Image is the book cover for the autobiography Girl, Interrupted.

Photo courtesy of Goodreads.


***Content Warning: Please be advised that this post discusses aspects of Girl, Interrupted, a book and feature film that contain strong elements of suicide, self-harm, and other mental health concerns/disorders.***

Girl, Interrupted, a 1993 memoir written by Susanna Kaysen, depicts her life in the sixties as she is diagnosed with borderline personality disorder and sent to a psychiatric hospital. For the next two years, Kaysen illustrates her time in this Massachusetts hospital, from the other patients she meets, to the treatment she receives, to the minute by minute surveillance by the staff, unable to even shave her legs without supervision. Kaysen describes this period of her life in intense detail, where readers cannot help but feel extreme sympathy and pain for her and the other patients. Lisa Rowe, Daisy Randone, Georgina Tuskin, and Polly Clark, who are admitted to McLean Hospital for all sorts of mental illnesses and personality disorders, play a large role in both Susanna’s suffering and growth over time. Girl, Interrupted, while should be read with caution due to the discussion of suicide, eating disorders, and self-harm acts, provides a glimpse into the reality of mental health treatment during the 1960s. Additionally, readers can understand the importance of getting help when you need it and pushing past the impossible to gain back your freedom. 

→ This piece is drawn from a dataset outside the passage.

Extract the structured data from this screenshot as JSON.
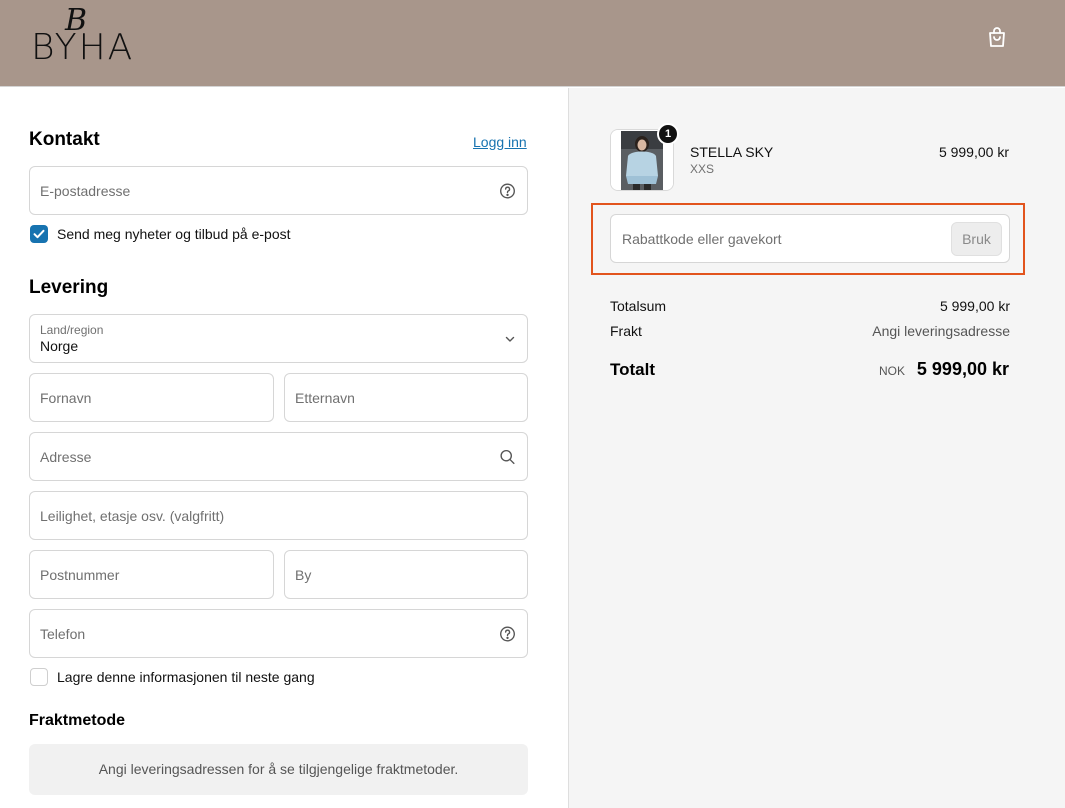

The movie adaptation, directed by James Mangold and released in 1999, follows a similar story to the one Kaysen depicts in her memoir. However, there are several relevant plot lines in the novel that are left out of this film. Winona Ryder, who plays Susanna, executes her role quite well, portraying a young girl left to be institutionalized by a society who believes that anyone with a mental illness should be locked away. Through this movie, viewers can understand the pain and suffering that these patients experience and share their frustration for how the hospital treats them. It should be noted that this film is rated R and includes scenes of suicide and violence that may be unsuitable for some audiences.

So… Flip or Flick?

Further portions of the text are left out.